Динка проглотила подступившие к горлу слёзы, мысленно прикрикнула на ледяных бабочек в животе и попыталась придумать какой-нибудь план. Для начала необходимо было отделить котлеты от тарелки. Динкин взгляд упал на плиту. Да! То, что надо! Динка зажгла газ на полную и сунула тарелку на огонь. «Тинь!» – сказала тарелка и треснула пополам. Динка обомлела повторно и быстро выключила газ. Теперь у неё была чистая половинка тарелки и всё тот же котлетный камень, примороженный ко второй тарелочной половине.
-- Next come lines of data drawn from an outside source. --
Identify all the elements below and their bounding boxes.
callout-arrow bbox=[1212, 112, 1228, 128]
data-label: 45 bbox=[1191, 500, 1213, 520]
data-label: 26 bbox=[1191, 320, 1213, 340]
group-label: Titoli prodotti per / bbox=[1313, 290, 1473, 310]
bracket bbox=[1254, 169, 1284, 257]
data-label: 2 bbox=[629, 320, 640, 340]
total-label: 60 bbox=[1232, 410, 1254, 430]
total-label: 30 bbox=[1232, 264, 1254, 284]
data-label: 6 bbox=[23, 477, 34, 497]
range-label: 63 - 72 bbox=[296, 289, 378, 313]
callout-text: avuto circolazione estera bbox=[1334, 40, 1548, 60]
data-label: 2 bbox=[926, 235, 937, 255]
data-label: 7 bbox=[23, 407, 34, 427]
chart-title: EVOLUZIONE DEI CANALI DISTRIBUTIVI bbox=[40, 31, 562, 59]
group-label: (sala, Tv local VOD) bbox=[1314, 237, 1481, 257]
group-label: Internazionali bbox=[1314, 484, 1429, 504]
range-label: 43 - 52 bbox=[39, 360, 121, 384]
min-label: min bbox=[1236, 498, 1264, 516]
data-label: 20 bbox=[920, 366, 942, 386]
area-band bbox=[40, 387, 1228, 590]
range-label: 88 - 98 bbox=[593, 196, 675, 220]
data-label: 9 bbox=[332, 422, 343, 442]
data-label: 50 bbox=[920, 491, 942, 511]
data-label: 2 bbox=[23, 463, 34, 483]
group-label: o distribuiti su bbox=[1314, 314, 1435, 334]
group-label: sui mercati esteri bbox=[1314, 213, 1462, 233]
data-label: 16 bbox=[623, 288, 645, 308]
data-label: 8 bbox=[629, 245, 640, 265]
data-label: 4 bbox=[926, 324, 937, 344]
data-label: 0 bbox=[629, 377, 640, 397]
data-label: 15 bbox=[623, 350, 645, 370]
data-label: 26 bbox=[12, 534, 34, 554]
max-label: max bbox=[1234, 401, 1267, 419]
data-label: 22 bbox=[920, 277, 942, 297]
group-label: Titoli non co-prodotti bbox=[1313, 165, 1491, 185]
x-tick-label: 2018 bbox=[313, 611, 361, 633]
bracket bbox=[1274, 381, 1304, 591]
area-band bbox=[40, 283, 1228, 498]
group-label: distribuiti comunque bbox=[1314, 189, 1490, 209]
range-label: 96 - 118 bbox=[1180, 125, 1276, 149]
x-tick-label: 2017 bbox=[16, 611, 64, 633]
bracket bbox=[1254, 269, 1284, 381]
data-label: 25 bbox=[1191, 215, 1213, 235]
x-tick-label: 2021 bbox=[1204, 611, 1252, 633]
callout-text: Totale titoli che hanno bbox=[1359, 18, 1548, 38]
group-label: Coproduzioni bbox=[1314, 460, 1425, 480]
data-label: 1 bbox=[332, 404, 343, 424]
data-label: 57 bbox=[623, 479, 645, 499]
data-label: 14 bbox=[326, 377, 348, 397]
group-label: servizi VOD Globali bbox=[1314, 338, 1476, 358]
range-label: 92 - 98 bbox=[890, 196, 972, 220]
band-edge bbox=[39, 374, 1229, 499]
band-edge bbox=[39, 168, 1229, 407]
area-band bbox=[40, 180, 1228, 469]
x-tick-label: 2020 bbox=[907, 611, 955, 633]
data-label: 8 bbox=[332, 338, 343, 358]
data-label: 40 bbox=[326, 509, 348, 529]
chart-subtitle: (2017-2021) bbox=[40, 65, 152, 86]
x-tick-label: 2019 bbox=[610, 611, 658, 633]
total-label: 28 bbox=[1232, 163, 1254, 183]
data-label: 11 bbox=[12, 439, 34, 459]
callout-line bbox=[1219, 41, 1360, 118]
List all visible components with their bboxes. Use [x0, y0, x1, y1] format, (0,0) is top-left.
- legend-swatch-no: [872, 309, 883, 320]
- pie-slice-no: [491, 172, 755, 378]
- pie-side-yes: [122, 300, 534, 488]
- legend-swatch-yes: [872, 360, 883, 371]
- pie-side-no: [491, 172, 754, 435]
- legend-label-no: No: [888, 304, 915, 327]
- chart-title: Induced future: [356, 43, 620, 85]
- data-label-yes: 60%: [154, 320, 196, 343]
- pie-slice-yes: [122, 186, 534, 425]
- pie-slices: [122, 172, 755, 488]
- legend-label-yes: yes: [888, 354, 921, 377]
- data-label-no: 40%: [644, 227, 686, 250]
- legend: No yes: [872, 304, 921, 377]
– Мамочка! – громко сказала Динка, но тут же взяла себя в руки – мама не поможет. Сама! Только сама!
Она выскочила в коридор и тут же вернулась, держа в руке молоток. Тарелку уже не вернуть, а котлеты от неё отделить всё равно надо. Динка положила котлетный булыжник на стол так, чтобы половинка тарелки была сверху, взяла молоток двумя руками и прицелилась.
Трах! Половина тарелки распалась ещё на две половинки… Трах! От котлет отлепился ещё один тарелочный кусок… Трах!.. Трах!.. Есть! Готово! Осколки – в ведро! Так. Что теперь делать с этой котлетной глыбой?!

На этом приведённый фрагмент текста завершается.